Autor

D. Chicote

 

Data

Março de 1983

 

Secção

Clube Xis [8]

 

Competição

Iº Campeonatos Distritais de Decifradores de Problemas Policiários

2ª Jornada

 

Publicação

Clube Xis

 

 

VOLTOU-SE O FEITIÇO CONTRA O FEITICEIRO

D. Chicote

 

PORTIMÃO, 5 – Passou-se nesta cidade um caso curioso que, agora já totalmente desvendado, podemos relatar em pormenor aos nossos leitores:

António Tecla é um metódico empregado de escritório de uma empresa nortenha de construção civil e dirige a sua delegação em Portimão. Na passada quarta-feira, dia 2 de Março, deslocou-se à sede, como habitualmente, para prestação de contas mensais e, logo de manhã, aproveitou para pedir ao patrão um substancial aumento de ordenado, pretensão que não foi atendida.

Nitidamente revoltado com a recusa do patrão, que de certo modo já esperava, o senhor Tecla dirigiu-se a uma tabacaria, comprou uma folha de papel selado e uma bolsa de plástico onde cuidadosamente a guardou, passou de seguida por um supermercado, onde comprou pão e fiambre, tendo voltado à sede da empresa, aí permaneceu durante a hora do almoço, depois de mostrar aos colegas as sandes que ia comer.

Ninguém desconfiou. Quando se apanhou só, tirou da pasta a bolsa de plástico com a folha de papel selado e ainda um sobrescrito vulgar, formato normalizado, que religiosamente guardava à quase um ano, para o dia em que pudesse ser necessário. Chegara esse dia.

O sobrescrito, timbrado, era da firma e fora-lhe endereçado, sob registo, com uma qualquer declaração, pedida pelo telefone e que, dada a urgência, nem levou carta a acompanhá-la. Lembrava-se bem desse pormenor. E dava-lhe, agora, uma certa liberdade. Pegou no sobrescrito: na frente, além do timbre do patrão e do seu nome e morada, o selo do registo e os respectivos selos postais, inutilizados com um carimbo muito borrado, lendo-se dificilmente o nome da estação dos correios e a data. Mas, no verso, lá estava, bem redondo e preto, um carimbo dos CTT com a data de 19.III.82.

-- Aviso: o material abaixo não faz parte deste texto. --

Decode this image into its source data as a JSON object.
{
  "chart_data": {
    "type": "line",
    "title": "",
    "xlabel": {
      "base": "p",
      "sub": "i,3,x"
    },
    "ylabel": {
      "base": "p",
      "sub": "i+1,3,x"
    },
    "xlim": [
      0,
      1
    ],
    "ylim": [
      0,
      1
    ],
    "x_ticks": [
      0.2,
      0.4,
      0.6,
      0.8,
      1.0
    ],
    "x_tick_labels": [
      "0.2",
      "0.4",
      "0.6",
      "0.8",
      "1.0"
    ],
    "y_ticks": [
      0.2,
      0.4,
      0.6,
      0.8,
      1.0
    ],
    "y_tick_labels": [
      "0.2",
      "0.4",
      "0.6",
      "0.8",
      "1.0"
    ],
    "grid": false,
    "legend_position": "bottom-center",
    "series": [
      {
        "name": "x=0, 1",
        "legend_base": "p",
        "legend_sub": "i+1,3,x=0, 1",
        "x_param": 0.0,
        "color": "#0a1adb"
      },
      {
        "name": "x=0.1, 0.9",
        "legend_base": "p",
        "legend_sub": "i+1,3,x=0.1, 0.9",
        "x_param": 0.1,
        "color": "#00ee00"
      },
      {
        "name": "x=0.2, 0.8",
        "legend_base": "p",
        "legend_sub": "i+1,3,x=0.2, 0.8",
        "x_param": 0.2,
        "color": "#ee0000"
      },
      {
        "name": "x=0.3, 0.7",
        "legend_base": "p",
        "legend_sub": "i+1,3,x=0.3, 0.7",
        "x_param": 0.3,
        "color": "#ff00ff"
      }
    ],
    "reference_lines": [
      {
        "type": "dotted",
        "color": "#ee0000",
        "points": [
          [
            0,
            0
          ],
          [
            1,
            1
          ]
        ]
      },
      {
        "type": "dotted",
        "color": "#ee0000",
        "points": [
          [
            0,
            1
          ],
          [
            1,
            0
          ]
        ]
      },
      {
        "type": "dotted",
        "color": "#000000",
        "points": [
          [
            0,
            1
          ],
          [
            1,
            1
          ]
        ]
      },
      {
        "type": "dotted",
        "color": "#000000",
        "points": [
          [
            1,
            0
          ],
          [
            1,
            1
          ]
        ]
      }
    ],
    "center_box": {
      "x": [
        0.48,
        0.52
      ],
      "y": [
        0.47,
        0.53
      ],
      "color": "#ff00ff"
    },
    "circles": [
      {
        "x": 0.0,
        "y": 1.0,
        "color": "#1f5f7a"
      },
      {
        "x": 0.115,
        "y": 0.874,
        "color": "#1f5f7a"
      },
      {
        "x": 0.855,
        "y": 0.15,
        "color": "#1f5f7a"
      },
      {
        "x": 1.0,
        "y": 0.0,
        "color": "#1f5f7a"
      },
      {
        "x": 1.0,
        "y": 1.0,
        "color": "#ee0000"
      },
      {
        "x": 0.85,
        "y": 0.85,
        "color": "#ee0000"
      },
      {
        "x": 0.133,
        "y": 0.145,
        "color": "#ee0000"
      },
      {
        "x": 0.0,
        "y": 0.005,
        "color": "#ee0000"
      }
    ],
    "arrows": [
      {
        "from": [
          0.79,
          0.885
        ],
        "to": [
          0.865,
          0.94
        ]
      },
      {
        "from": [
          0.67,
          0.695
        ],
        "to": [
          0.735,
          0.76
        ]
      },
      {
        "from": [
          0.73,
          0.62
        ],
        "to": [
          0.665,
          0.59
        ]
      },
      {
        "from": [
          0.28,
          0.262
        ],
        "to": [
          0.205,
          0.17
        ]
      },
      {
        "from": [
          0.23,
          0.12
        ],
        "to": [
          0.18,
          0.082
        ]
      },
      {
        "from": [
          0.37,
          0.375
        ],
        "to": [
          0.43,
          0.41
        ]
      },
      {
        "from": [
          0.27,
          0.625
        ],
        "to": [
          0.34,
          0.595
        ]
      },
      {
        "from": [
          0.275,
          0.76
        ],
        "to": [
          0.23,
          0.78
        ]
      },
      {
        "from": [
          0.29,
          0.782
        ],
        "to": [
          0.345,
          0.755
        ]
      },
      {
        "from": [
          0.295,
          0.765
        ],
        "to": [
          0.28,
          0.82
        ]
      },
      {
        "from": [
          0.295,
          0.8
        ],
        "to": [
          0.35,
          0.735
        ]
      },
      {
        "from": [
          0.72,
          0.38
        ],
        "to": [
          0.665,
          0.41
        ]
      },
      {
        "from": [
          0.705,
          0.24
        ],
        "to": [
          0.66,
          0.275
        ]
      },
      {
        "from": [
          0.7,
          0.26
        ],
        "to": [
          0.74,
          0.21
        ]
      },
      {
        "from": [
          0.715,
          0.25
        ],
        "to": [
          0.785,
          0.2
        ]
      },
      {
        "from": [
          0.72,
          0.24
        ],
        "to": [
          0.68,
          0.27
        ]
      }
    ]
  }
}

Foi esta a data que o António Tecla pôs nos documentos que decidiu falsificar. Na folha de papel selado forjou um contrato-promessa de compra e venda. Pôs o seu nome como primeiro outorgante, o do patrão como segundo e, folha abaixo, escreveu que se comprometia a comprar, por quatro mil contos, uma das vivendas em construção na Praia da Rocha, tendo entregado naquela data, como sinal e princípio de pagamento, metade da importância, de que o patrão dava quitação. A moradia ser-lhe-ia entregue no prazo máximo de dez meses, vencendo-se a partir daí, a multa de cem contos por dia. Depois assinou e, na linha abaixo, imitou a assinatura do patrão.

Para dar mais veracidade ao seu plano, dactilografou também uma carta, dirigia a si e em papel timbrado da empresa, nela referindo ter recebido os dois mil contos e estar remetendo o contrato, já assinado. Antes, porém, teve o cuidado de verificar que estava utilizando a mesma máquina de escrever que endereçou o sobrescrito e, na carta, além de assinar também pelo patrão, pôs ainda o carimbo da firma. Tudo perfeito.

Juntou a carta e o papel selado, colocou o sobrescrito por cima, no canto superior esquerdo, prendendo com um agrafe e, cuidadosamente, para que nada se sujasse, meteu tudo na bolsa de plástico e guardou-a na pasta. Esperou que os colegas chegassem, despediu-se deles e regressou ao Algarve.

Ontem, o nosso homem foi ao escritório de um advogado, com vista à reivindicação judicial da moradia e de uma indemnização pelo incumprimento do contrato. Informado de que não seria bem sucedido, em virtude de o contrato não obedecer aos requisitos legais, decidiu levar ele, sozinho, o caso por diante. Dirigiu-se ao posto da PSP, entregou a bolsa de plástico com o sobrescrito e as duas folhas, direitas, impecáveis, e apresentou queixa contra o patrão.

Foi então que, voltando-se o feitiço contra o feiticeiro, António Tecla ficou detido, acabando por confessar os factos.

 

Pergunta: Em que se baseou o comandante do posto, para deter o senhor Tecla?